Western aerospace companies are increasing their titanium inventories and struggling to strengthen their supply chains in case the metals widely used in airplane manufacturing enter into a potential trade war between Russia and the West. doing.
Titanium, much of which comes from Russia, has been used in commercial jet engines and other components for decades.
However, its use has skyrocketed in recent years with the latest lightweight jets such as the Boeing 787 and Airbus A350, reaching 14-15% by weight of empty jet airliners.
Neil Mitchill, Chief Financial Officer of Raytheon Technologies, the world’s largest aerospace contractor, said he is “monitoring development” and is working to secure the supply chain for the next 12 months. rice field.
The Pratt & Whitney jet engine manufacturer said it had more than one source of titanium and other major raw materials, but did not provide further details.
Boeing, which relies heavily on Russian titanium giant VSMPO-AVISMA, “has been protected for quite some time, but not permanently,” CEO Dave Calhoun said Wednesday. ..
Western aerospace companies have increased inventories and diversified sources since 2014, when Russia was sanctioned for the annexation of Crimea from Ukraine, even if titanium was not directly targeted, according to industry sources.
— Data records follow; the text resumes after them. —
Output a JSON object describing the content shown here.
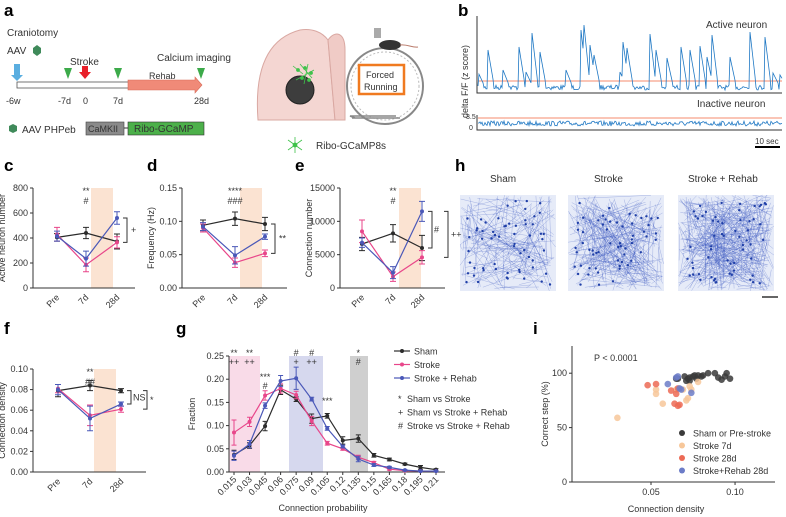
{
  "panel_labels": [
    "a",
    "b",
    "c",
    "d",
    "e",
    "f",
    "g",
    "h",
    "i"
  ],
  "colors": {
    "sham": "#2b2b2b",
    "stroke": "#e8468a",
    "rehab": "#4a58b8",
    "shade_orange": "#fbe3d2",
    "shade_pink": "#f9dbe8",
    "shade_blue": "#d6d8ee",
    "shade_gray": "#cfcfcf",
    "threshold": "#f0643c",
    "trace": "#1f78c4"
  },
  "panel_a": {
    "craniotomy": "Craniotomy",
    "aav": "AAV",
    "stroke": "Stroke",
    "calcium_imaging": "Calcium imaging",
    "rehab": "Rehab",
    "timepoints": [
      "-6w",
      "-7d",
      "0",
      "7d",
      "28d"
    ],
    "construct_label": "AAV PHPeb",
    "promoter": "CaMKII",
    "gene": "Ribo-GCaMP",
    "wheel_label_1": "Forced",
    "wheel_label_2": "Running",
    "neuron_legend": "Ribo-GCaMP8s"
  },
  "panel_b": {
    "ylabel": "delta F/F (z score)",
    "active": "Active neuron",
    "inactive": "Inactive neuron",
    "inactive_ticks": [
      "3.5",
      "0"
    ],
    "scale_bar": "10 sec"
  },
  "panel_h": {
    "titles": [
      "Sham",
      "Stroke",
      "Stroke + Rehab"
    ]
  },
  "chart_data": [
    {
      "id": "c",
      "type": "line",
      "ylabel": "Active neuron number",
      "categories": [
        "Pre",
        "7d",
        "28d"
      ],
      "ylim": [
        0,
        800
      ],
      "yticks": [
        "0",
        "200",
        "400",
        "600",
        "800"
      ],
      "series": [
        {
          "name": "Sham",
          "values": [
            405,
            440,
            372
          ],
          "err": [
            30,
            45,
            60
          ]
        },
        {
          "name": "Stroke",
          "values": [
            430,
            185,
            365
          ],
          "err": [
            55,
            55,
            45
          ]
        },
        {
          "name": "Stroke + Rehab",
          "values": [
            415,
            235,
            560
          ],
          "err": [
            40,
            60,
            50
          ]
        }
      ],
      "annotations": [
        "**",
        "#"
      ],
      "bracket": [
        "+"
      ]
    },
    {
      "id": "d",
      "type": "line",
      "ylabel": "Frequency (Hz)",
      "categories": [
        "Pre",
        "7d",
        "28d"
      ],
      "ylim": [
        0,
        0.15
      ],
      "yticks": [
        "0.00",
        "0.05",
        "0.10",
        "0.15"
      ],
      "series": [
        {
          "name": "Sham",
          "values": [
            0.094,
            0.104,
            0.096
          ],
          "err": [
            0.008,
            0.01,
            0.01
          ]
        },
        {
          "name": "Stroke",
          "values": [
            0.09,
            0.038,
            0.052
          ],
          "err": [
            0.006,
            0.007,
            0.005
          ]
        },
        {
          "name": "Stroke + Rehab",
          "values": [
            0.092,
            0.049,
            0.077
          ],
          "err": [
            0.006,
            0.013,
            0.004
          ]
        }
      ],
      "annotations": [
        "****",
        "###"
      ],
      "bracket": [
        "**"
      ]
    },
    {
      "id": "e",
      "type": "line",
      "ylabel": "Connection number",
      "categories": [
        "Pre",
        "7d",
        "28d"
      ],
      "ylim": [
        0,
        15000
      ],
      "yticks": [
        "0",
        "5000",
        "10000",
        "15000"
      ],
      "series": [
        {
          "name": "Sham",
          "values": [
            6600,
            8200,
            6000
          ],
          "err": [
            1000,
            1300,
            1900
          ]
        },
        {
          "name": "Stroke",
          "values": [
            8500,
            1700,
            4600
          ],
          "err": [
            1700,
            700,
            1000
          ]
        },
        {
          "name": "Stroke + Rehab",
          "values": [
            6800,
            2300,
            11500
          ],
          "err": [
            700,
            900,
            1500
          ]
        }
      ],
      "annotations": [
        "**",
        "#"
      ],
      "bracket": [
        "#",
        "++"
      ]
    },
    {
      "id": "f",
      "type": "line",
      "ylabel": "Connection density",
      "categories": [
        "Pre",
        "7d",
        "28d"
      ],
      "ylim": [
        0,
        0.1
      ],
      "yticks": [
        "0.00",
        "0.02",
        "0.04",
        "0.06",
        "0.08",
        "0.10"
      ],
      "series": [
        {
          "name": "Sham",
          "values": [
            0.079,
            0.084,
            0.079
          ],
          "err": [
            0.006,
            0.005,
            0.002
          ]
        },
        {
          "name": "Stroke",
          "values": [
            0.081,
            0.055,
            0.061
          ],
          "err": [
            0.004,
            0.01,
            0.003
          ]
        },
        {
          "name": "Stroke + Rehab",
          "values": [
            0.08,
            0.052,
            0.066
          ],
          "err": [
            0.005,
            0.012,
            0.002
          ]
        }
      ],
      "annotations": [
        "**",
        "##"
      ],
      "bracket": [
        "NS",
        "*"
      ]
    },
    {
      "id": "g",
      "type": "line",
      "xlabel": "Connection probability",
      "ylabel": "Fraction",
      "ylim": [
        0,
        0.25
      ],
      "yticks": [
        "0.00",
        "0.05",
        "0.10",
        "0.15",
        "0.20",
        "0.25"
      ],
      "categories": [
        "0.015",
        "0.03",
        "0.045",
        "0.06",
        "0.075",
        "0.09",
        "0.105",
        "0.12",
        "0.135",
        "0.15",
        "0.165",
        "0.18",
        "0.195",
        "0.21"
      ],
      "series": [
        {
          "name": "Sham",
          "values": [
            0.037,
            0.057,
            0.099,
            0.177,
            0.157,
            0.115,
            0.121,
            0.068,
            0.072,
            0.036,
            0.027,
            0.017,
            0.01,
            0.005
          ],
          "err": [
            0.01,
            0.006,
            0.01,
            0.01,
            0.005,
            0.01,
            0.005,
            0.008,
            0.008,
            0.004,
            0.003,
            0.002,
            0.004,
            0.002
          ]
        },
        {
          "name": "Stroke",
          "values": [
            0.085,
            0.108,
            0.165,
            0.18,
            0.166,
            0.11,
            0.062,
            0.05,
            0.032,
            0.02,
            0.006,
            0.003,
            0.002,
            0.002
          ],
          "err": [
            0.027,
            0.01,
            0.01,
            0.01,
            0.008,
            0.01,
            0.004,
            0.003,
            0.004,
            0.003,
            0.002,
            0.001,
            0.001,
            0.001
          ]
        },
        {
          "name": "Stroke + Rehab",
          "values": [
            0.035,
            0.06,
            0.143,
            0.196,
            0.202,
            0.157,
            0.094,
            0.055,
            0.028,
            0.015,
            0.01,
            0.004,
            0.002,
            0.002
          ],
          "err": [
            0.01,
            0.008,
            0.006,
            0.012,
            0.024,
            0.004,
            0.004,
            0.003,
            0.006,
            0.003,
            0.002,
            0.001,
            0.001,
            0.001
          ]
        }
      ],
      "legend": [
        "Sham",
        "Stroke",
        "Stroke + Rehab"
      ],
      "test_legend": [
        {
          "sym": "*",
          "text": "Sham vs Stroke"
        },
        {
          "sym": "+",
          "text": "Sham vs Stroke + Rehab"
        },
        {
          "sym": "#",
          "text": "Stroke vs Stroke + Rehab"
        }
      ],
      "annotations": [
        {
          "x": "0.015",
          "top": "**",
          "bottom": "++"
        },
        {
          "x": "0.03",
          "top": "**",
          "bottom": "++"
        },
        {
          "x": "0.045",
          "top": "***",
          "bottom": "#"
        },
        {
          "x": "0.075",
          "top": "#",
          "bottom": "+"
        },
        {
          "x": "0.09",
          "top": "#",
          "bottom": "++"
        },
        {
          "x": "0.105",
          "top": "***",
          "bottom": ""
        },
        {
          "x": "0.135",
          "top": "*",
          "bottom": "#"
        }
      ]
    },
    {
      "id": "i",
      "type": "scatter",
      "xlabel": "Connection density",
      "ylabel": "Correct step (%)",
      "xlim": [
        0.003,
        0.12
      ],
      "ylim": [
        0,
        125
      ],
      "xticks": [
        "0.05",
        "0.10"
      ],
      "yticks": [
        "0",
        "50",
        "100"
      ],
      "annotation": "P < 0.0001",
      "series": [
        {
          "name": "Sham or Pre-stroke",
          "color": "#3a3a3a",
          "points": [
            [
              0.065,
              95
            ],
            [
              0.066,
              95
            ],
            [
              0.07,
              97
            ],
            [
              0.071,
              93
            ],
            [
              0.072,
              95
            ],
            [
              0.073,
              96
            ],
            [
              0.073,
              93
            ],
            [
              0.075,
              97
            ],
            [
              0.076,
              98
            ],
            [
              0.077,
              95
            ],
            [
              0.078,
              98
            ],
            [
              0.08,
              97
            ],
            [
              0.081,
              98
            ],
            [
              0.084,
              100
            ],
            [
              0.088,
              100
            ],
            [
              0.09,
              96
            ],
            [
              0.092,
              94
            ],
            [
              0.094,
              97
            ],
            [
              0.095,
              100
            ],
            [
              0.097,
              95
            ]
          ]
        },
        {
          "name": "Stroke 7d",
          "color": "#f7c79a",
          "points": [
            [
              0.03,
              59
            ],
            [
              0.053,
              85
            ],
            [
              0.053,
              81
            ],
            [
              0.057,
              72
            ],
            [
              0.065,
              85
            ],
            [
              0.069,
              85
            ],
            [
              0.071,
              75
            ],
            [
              0.072,
              77
            ],
            [
              0.073,
              88
            ],
            [
              0.074,
              85
            ],
            [
              0.078,
              92
            ]
          ]
        },
        {
          "name": "Stroke 28d",
          "color": "#ec6a55",
          "points": [
            [
              0.048,
              89
            ],
            [
              0.053,
              90
            ],
            [
              0.062,
              84
            ],
            [
              0.064,
              72
            ],
            [
              0.065,
              81
            ],
            [
              0.066,
              86
            ],
            [
              0.066,
              70
            ],
            [
              0.067,
              71
            ]
          ]
        },
        {
          "name": "Stroke+Rehab 28d",
          "color": "#6c7cc8",
          "points": [
            [
              0.06,
              90
            ],
            [
              0.065,
              96
            ],
            [
              0.066,
              97
            ],
            [
              0.067,
              86
            ],
            [
              0.068,
              85
            ],
            [
              0.074,
              82
            ]
          ]
        }
      ]
    }
  ]
}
There is.
Their situation was eased by the fact that as a result of the pandemic, fewer jets were assembled and the opportunity to stockpile stockpiles was given.
“During the Crimean crisis, everyone created a second source of safety stock and titanium, but in the end nothing happened (in terms of sanctions),” said senior European industry sources. ..
Once Cold War materials were used to build reconnaissance aircraft and submarines, titanium is widely seen as a test case for economic interdependence in strategic sectors such as civil aerospace.
At the Dubai Airshow in November, Boeing agreed to tentatively renew its 20-year partnership with VSMPO-AVISMA and maintain it as the largest titanium supplier.
The world’s largest producers supply 25% of the world’s demand for titanium, a lightweight yet powerful and corrosion-resistant metal that is also used in nuclear energy.
The same two companies have also agreed to increase the use of joint ventures in Russia’s Titanium Valley in the Urals.
Airbus and Embraer of Brazil also have long-term contracts with VSMPO-AVISMA.
“We are closely tracking the situation,” Airbus said.
VSMPO-AVISMA and Embraer said there were no immediate comments.
Airbus said it relies on Russia for half of its titanium requirements, but US industry sources said VSMPO-AVISMA provided one-third of Boeing’s requirements.
VSMPO-AVISMA accounts for about three-quarters of aerospace sales, despite its diversification efforts.
In 2018, a Russian parliamentary bill proposed to limit titanium exports in response to increased Western sanctions.
However, the country’s trade minister was reported to have said the idea was blocked to prevent the loss of stable foreign buyers.
Still, the consequences of a trade war that could occur if tensions boil are difficult to predict, and stakes will increase as the United States threatens to target major Russian gas pipelines.
S & P said last year that Russia could restrict exports of strategic materials due to tensions, but this was not the most likely case.
The West also said in a report that it is unlikely to suspend trade as it will take years to certify alternative suppliers.
The US Department of Commerce imposed restrictions on VSMPO-AVISMA in December 2020 and only revoked them after three weeks.
Targeting VSMPO-AVISMA identifies strategic assets that are closely linked to Russia’s defense industry, but Western aerospace companies quickly backfire, according to industry sources.